Ukraine 🇺🇦: Kampf um die Erinnerungen






Der Kampf um die Erinnerung: 


Welche Schlussfolgerungen sollten aus den Ereignissen rund um das Mutterland-Denkmal und das Nationalmuseum des Holodomor-Genozids gezogen werden?


Erinnerungsorte verkörpern nicht nur die kollektive Erinnerung an vergangene Ereignisse, sondern kristallisieren sie auch und tragen so zur Bildung einer kollektiven Identität bei. Deshalb ist es äußerst wichtig, nationale Erinnerungsorte zu erhalten und zu fördern.

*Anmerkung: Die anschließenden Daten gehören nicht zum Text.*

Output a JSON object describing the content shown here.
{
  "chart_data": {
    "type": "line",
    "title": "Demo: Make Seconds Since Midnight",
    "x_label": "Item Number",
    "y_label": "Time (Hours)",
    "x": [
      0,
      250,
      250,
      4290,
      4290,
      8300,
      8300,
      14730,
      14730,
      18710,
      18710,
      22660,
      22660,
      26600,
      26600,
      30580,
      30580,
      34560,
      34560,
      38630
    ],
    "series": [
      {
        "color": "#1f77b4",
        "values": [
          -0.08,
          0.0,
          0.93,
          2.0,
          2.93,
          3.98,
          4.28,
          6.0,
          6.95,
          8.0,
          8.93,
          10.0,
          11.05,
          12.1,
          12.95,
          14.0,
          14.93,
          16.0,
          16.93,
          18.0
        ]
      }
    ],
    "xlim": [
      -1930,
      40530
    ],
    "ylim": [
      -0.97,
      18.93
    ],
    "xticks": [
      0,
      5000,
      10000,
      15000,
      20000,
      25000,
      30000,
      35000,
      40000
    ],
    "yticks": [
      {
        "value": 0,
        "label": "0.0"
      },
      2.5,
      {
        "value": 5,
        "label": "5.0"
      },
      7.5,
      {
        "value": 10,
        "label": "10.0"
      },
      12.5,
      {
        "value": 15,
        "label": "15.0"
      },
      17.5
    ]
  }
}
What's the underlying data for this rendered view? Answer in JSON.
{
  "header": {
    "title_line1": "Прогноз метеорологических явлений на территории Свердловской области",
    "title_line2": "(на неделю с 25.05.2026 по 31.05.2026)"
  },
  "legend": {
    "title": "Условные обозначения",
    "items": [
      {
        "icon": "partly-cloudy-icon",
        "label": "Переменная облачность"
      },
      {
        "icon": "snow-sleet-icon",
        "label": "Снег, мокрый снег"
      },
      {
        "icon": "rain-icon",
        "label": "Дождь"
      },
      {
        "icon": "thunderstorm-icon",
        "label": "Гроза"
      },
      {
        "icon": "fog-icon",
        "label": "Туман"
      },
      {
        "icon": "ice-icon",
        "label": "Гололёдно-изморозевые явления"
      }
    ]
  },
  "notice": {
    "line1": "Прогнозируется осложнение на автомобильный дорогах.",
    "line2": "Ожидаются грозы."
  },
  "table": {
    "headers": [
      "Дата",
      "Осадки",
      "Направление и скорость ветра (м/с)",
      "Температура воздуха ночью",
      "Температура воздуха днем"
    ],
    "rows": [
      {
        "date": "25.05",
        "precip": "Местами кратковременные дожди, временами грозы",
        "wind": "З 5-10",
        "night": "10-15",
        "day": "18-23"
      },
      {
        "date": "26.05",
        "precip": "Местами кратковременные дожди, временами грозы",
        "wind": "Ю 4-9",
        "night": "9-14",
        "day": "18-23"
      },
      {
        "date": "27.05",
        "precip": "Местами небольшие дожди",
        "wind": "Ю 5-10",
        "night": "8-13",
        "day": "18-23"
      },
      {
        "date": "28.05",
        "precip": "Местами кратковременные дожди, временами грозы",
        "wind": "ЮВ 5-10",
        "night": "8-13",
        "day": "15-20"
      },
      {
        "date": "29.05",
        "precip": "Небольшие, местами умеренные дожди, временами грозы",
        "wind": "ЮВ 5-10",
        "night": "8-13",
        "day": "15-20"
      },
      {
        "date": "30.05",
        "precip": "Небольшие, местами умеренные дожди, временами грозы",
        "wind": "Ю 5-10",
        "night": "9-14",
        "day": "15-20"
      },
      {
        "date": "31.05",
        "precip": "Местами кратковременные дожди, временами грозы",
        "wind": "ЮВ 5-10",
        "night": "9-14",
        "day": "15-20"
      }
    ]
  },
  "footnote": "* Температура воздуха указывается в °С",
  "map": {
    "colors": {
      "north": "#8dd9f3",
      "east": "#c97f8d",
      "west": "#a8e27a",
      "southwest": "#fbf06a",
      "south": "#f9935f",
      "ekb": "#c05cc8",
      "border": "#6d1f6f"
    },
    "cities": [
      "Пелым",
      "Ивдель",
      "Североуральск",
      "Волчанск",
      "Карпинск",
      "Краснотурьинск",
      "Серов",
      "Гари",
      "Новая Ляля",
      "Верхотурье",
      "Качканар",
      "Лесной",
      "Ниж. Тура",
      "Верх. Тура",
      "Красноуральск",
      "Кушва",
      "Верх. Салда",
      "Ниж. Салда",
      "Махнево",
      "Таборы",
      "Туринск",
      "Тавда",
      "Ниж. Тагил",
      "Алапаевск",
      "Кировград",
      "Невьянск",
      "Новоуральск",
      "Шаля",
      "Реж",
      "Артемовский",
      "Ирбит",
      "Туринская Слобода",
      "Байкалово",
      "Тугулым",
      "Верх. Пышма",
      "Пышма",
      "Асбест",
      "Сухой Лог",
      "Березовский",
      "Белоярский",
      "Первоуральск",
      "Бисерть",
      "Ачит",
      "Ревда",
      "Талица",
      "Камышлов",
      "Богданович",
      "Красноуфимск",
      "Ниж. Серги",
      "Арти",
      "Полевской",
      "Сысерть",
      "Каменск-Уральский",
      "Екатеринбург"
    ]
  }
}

Ein Vergleich der Fälle des Mutterlandsdenkmals und des Holodomor-Museums zeigt deutlich, dass die Reaktion der Regierung diesen Prozess maßgeblich beeinflusst.




Polina Bondarenko



12. SEPTEMBER 2023



https://www.istpravda.com.ua/articles/2023/09/12/163112/




https://dif.org.ua/article/bitva-za-pamyat-yaki-visnovki-varto-zrobiti-z-podiy-navkolo-monumenta-batkivshchina-mati-ta-natsionalnogo-muzeyu-golodomoru-genotsidu?fbclid=IwAR0drmdO1MnbgTZ2bbGlZF7_I130MwHCG9zuN_JnBkAuwMEwZNmHjNIo9cc


Seit dem Beginn des russisch-ukrainischen Krieges haben einige Ukrainer ihre Wahrnehmung der vergangenen Ereignisse geändert. Im Jahr 2010 bedauerten beispielsweise 46 % der Ukrainer den Zusammenbruch der Sowjetunion. Im Jahr 2014 sank der Anteil der Bevölkerung, der sich nach der UdSSR sehnt, auf 33 % und blieb bis 2022 in etwa auf demselben Niveau, als er infolge der russischen Invasion auf einen Rekordwert von 11 % fiel.  

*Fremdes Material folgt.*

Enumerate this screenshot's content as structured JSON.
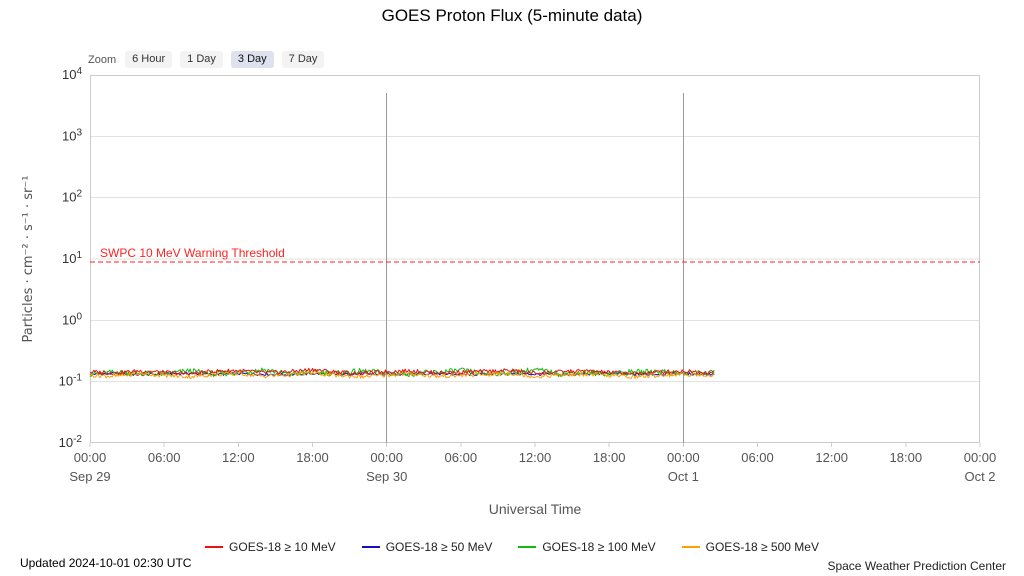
{
  "title": "GOES Proton Flux (5-minute data)",
  "zoom_bar": {
    "label": "Zoom",
    "buttons": [
      {
        "label": "6 Hour",
        "selected": false
      },
      {
        "label": "1 Day",
        "selected": false
      },
      {
        "label": "3 Day",
        "selected": true
      },
      {
        "label": "7 Day",
        "selected": false
      }
    ]
  },
  "chart_data": {
    "type": "line",
    "title": "GOES Proton Flux (5-minute data)",
    "x_axis": {
      "title": "Universal Time",
      "total_hours": 72,
      "tick_interval_hours": 6,
      "tick_labels_cycle": [
        "00:00",
        "06:00",
        "12:00",
        "18:00"
      ],
      "day_labels": [
        {
          "hour": 0,
          "label": "Sep 29"
        },
        {
          "hour": 24,
          "label": "Sep 30"
        },
        {
          "hour": 48,
          "label": "Oct 1"
        },
        {
          "hour": 72,
          "label": "Oct 2"
        }
      ],
      "day_boundary_hours": [
        24,
        48
      ]
    },
    "y_axis": {
      "title": "Particles · cm⁻² · s⁻¹ · sr⁻¹",
      "scale": "log10",
      "tick_exponents": [
        4,
        3,
        2,
        1,
        0,
        -1,
        -2
      ]
    },
    "threshold": {
      "label": "SWPC 10 MeV Warning Threshold",
      "value": 10,
      "color": "#ff2222",
      "style": "dashed"
    },
    "sample_step_hours": 2,
    "data_end_hour": 50.5,
    "series": [
      {
        "name": "GOES-18 ≥ 10 MeV",
        "color": "#ee1111",
        "draw_order": 3,
        "noise": 0.15,
        "values": [
          0.145,
          0.138,
          0.15,
          0.142,
          0.135,
          0.148,
          0.152,
          0.14,
          0.145,
          0.158,
          0.143,
          0.137,
          0.146,
          0.151,
          0.139,
          0.144,
          0.147,
          0.153,
          0.138,
          0.145,
          0.15,
          0.142,
          0.136,
          0.144,
          0.149,
          0.143
        ]
      },
      {
        "name": "GOES-18 ≥ 50 MeV",
        "color": "#1111bb",
        "draw_order": 1,
        "noise": 0.1,
        "values": [
          0.132,
          0.136,
          0.13,
          0.134,
          0.137,
          0.131,
          0.135,
          0.133,
          0.13,
          0.136,
          0.132,
          0.135,
          0.131,
          0.134,
          0.136,
          0.13,
          0.133,
          0.135,
          0.132,
          0.13,
          0.134,
          0.136,
          0.131,
          0.133,
          0.135,
          0.132
        ]
      },
      {
        "name": "GOES-18 ≥ 100 MeV",
        "color": "#11bb11",
        "draw_order": 2,
        "noise": 0.22,
        "values": [
          0.135,
          0.142,
          0.138,
          0.133,
          0.15,
          0.136,
          0.141,
          0.158,
          0.134,
          0.143,
          0.137,
          0.149,
          0.14,
          0.135,
          0.142,
          0.152,
          0.136,
          0.141,
          0.156,
          0.135,
          0.142,
          0.137,
          0.143,
          0.148,
          0.136,
          0.14
        ]
      },
      {
        "name": "GOES-18 ≥ 500 MeV",
        "color": "#ffa000",
        "draw_order": 4,
        "noise": 0.15,
        "values": [
          0.128,
          0.122,
          0.135,
          0.127,
          0.12,
          0.13,
          0.136,
          0.123,
          0.129,
          0.138,
          0.126,
          0.121,
          0.128,
          0.134,
          0.122,
          0.127,
          0.13,
          0.137,
          0.121,
          0.128,
          0.133,
          0.126,
          0.12,
          0.127,
          0.132,
          0.128
        ]
      }
    ]
  },
  "footer": {
    "updated": "Updated 2024-10-01 02:30 UTC",
    "credit": "Space Weather Prediction Center"
  }
}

Die Russische Föderation selbst hat teilweise dazu beigetragen, indem sie vergangene Ereignisse, insbesondere die Geschichte der UdSSR und die Ereignisse des Zweiten Weltkriegs, instrumentalisierte, um ihre bewaffnete Aggression gegen die Ukraine zu rechtfertigen.


So hielt der russische Präsident Wladimir Putin am Vorabend der russischen Invasion in der Ukraine eine Rede, in der er behauptete, die Ukraine sei vom "kommunistischen Russland" geschaffen worden und bestehe aus "historisch russischen Gebieten", die von der sowjetischen Führung gewaltsam an die Ukraine angegliedert worden seien. Mit dieser lockeren Interpretation der historischen Ereignisse sollte die bewaffnete Aggression legitimiert werden, indem sie als Befreiungskrieg bezeichnet wurde.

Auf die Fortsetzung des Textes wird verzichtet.